Dead Island 2 review: Dead on arrival

EXPECTATIONS were high when we turned on Dead Island 2 and watched the opening chaotic cutscene.

It was filled with personality as the various characters scrambled for the last flight leaving LA, but our excitement was short lived.


Dead Island 2 review: Dead on arrival
Expect a lot of beating up the same kind of zombie.

Your main cast of characters are about as exciting as the zombies that surround them, even with a returning character from the previous game.

There is no drama or conflict amongst the crew which leads to a bland, monotone plot.

There are six playable characters who each have their own personalities and dialogue.

However, all of the NPCs react the same no matter who your character is, making conversations jarring.

Sometimes this makes conversations tonally strange, and other times the NPCs just completely ignore you.

While each character has heaps of personality, the world acts as if they don’t exist which hampers the story-telling.

The first half of the story is clichéd but decent. As someone who’s immune to the virus, you are tasked with setting up an evacuation zone.

However, the second half goes completely off the rails, folding into a completely nonsensical mess.

On the other hand the gameplay is the complete opposite.

The first half is terrible, only allowing you to do the same melee attack over and over.

You can pick up different weapons, but they all do the same thing, so you keep doing this until you need to dodge.

There are small perks; you earn back health with a good dodge, and deal more damage with a critical hit, but overall it is very basic.

However, as your arsenal expands you can combine different throwable items, known as curveballs, to create different effects.

Meat bombs can cause zombies in the area to swarm, then a well-placed pipe bomb can take them all out.

Or you can use a water bomb to soak the zombies and send out an electric throwing star to electrocute them.

You are later given access to guns, and while the shooting isn’t anything special, it’s a reprieve from the hours of dull melee.

Ammo is both plentiful and easy to craft, meaning by the time guns are unlocked you’ll be able to make enough to last you until the end of the game.

Guns are by far the best way to deal with enemies, and show off the gore system, and should be available from the start.

There are some positives.
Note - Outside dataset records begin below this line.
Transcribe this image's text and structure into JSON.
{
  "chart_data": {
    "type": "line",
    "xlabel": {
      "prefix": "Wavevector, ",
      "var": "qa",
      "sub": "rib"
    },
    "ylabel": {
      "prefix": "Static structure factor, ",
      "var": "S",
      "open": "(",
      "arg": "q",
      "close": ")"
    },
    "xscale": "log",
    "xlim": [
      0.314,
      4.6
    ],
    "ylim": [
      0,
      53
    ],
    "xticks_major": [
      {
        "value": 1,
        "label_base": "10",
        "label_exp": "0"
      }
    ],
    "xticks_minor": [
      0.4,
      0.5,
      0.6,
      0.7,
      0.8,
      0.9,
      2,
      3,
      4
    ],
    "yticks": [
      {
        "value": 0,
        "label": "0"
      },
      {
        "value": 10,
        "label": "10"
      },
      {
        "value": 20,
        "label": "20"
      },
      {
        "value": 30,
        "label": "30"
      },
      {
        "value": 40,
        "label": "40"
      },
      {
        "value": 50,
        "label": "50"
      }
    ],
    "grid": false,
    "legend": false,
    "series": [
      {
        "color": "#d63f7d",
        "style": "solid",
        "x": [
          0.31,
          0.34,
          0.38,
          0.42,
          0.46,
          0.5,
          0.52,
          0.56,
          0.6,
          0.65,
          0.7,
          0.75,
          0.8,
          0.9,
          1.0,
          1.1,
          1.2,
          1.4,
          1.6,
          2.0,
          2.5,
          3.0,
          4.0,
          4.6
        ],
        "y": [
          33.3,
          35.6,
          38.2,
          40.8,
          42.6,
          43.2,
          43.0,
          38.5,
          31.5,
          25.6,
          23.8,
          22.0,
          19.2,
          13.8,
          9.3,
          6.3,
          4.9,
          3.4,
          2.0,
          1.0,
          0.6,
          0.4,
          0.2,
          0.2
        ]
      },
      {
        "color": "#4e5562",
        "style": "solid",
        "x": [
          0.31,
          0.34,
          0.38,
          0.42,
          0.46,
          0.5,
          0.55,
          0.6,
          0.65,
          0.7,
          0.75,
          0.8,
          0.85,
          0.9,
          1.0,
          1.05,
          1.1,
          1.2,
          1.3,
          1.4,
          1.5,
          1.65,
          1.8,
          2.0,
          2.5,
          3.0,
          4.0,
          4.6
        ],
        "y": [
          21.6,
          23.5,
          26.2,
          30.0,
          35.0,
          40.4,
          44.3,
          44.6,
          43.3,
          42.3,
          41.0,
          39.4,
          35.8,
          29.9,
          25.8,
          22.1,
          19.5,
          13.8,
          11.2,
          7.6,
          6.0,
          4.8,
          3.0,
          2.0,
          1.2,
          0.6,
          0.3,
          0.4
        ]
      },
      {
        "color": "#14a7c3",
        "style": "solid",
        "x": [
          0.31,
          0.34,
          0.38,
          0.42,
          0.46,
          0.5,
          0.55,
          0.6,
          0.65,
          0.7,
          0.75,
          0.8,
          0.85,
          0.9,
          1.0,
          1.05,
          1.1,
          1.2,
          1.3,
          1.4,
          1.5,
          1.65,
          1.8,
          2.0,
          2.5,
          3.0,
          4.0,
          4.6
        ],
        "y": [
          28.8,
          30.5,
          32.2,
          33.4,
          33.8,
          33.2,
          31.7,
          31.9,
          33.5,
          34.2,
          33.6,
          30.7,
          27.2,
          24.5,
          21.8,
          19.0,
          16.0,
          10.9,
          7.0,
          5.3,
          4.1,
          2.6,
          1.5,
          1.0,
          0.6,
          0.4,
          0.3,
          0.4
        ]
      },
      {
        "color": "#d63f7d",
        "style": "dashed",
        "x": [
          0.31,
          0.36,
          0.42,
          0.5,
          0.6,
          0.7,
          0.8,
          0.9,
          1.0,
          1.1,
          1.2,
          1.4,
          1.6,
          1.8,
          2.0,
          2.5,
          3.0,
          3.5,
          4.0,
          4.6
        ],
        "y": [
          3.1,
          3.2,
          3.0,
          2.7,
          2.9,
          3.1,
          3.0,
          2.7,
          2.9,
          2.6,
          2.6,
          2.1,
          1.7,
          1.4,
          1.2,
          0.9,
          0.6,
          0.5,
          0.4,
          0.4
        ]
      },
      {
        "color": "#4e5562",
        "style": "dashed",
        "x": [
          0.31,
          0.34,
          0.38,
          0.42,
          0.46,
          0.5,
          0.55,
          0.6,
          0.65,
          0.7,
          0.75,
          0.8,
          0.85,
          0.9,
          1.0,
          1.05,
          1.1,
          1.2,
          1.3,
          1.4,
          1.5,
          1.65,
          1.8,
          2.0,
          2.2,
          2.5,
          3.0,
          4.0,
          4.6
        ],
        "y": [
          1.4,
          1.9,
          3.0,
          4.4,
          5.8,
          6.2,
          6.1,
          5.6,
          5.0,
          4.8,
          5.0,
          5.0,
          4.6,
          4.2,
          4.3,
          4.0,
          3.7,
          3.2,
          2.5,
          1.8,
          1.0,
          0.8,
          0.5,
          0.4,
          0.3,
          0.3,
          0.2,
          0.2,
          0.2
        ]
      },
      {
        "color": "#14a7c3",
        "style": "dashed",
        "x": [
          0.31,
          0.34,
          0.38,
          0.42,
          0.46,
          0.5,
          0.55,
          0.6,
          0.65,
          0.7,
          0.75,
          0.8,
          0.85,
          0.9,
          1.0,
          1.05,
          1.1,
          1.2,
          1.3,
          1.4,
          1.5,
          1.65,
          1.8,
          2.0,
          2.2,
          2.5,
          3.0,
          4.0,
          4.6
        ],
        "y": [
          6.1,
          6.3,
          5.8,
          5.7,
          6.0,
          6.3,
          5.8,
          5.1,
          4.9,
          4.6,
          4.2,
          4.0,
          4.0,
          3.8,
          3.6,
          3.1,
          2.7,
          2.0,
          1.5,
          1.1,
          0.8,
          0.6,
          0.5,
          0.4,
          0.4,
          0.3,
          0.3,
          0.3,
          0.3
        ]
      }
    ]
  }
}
The world design and art direction is on point.

It borders on realism while showing LA as the fantasy world that we’ve seen on TV.

Most zombie games put the player in an apocalyptic wasteland, but Dead Island 2 shows a world shortly after the zombie invasion.

With a decade of troubled development under its belt, Dead Island 2 lives up to expectations.

Overall, it’s inoffensive but doesn’t do enough to call it anything other than dull.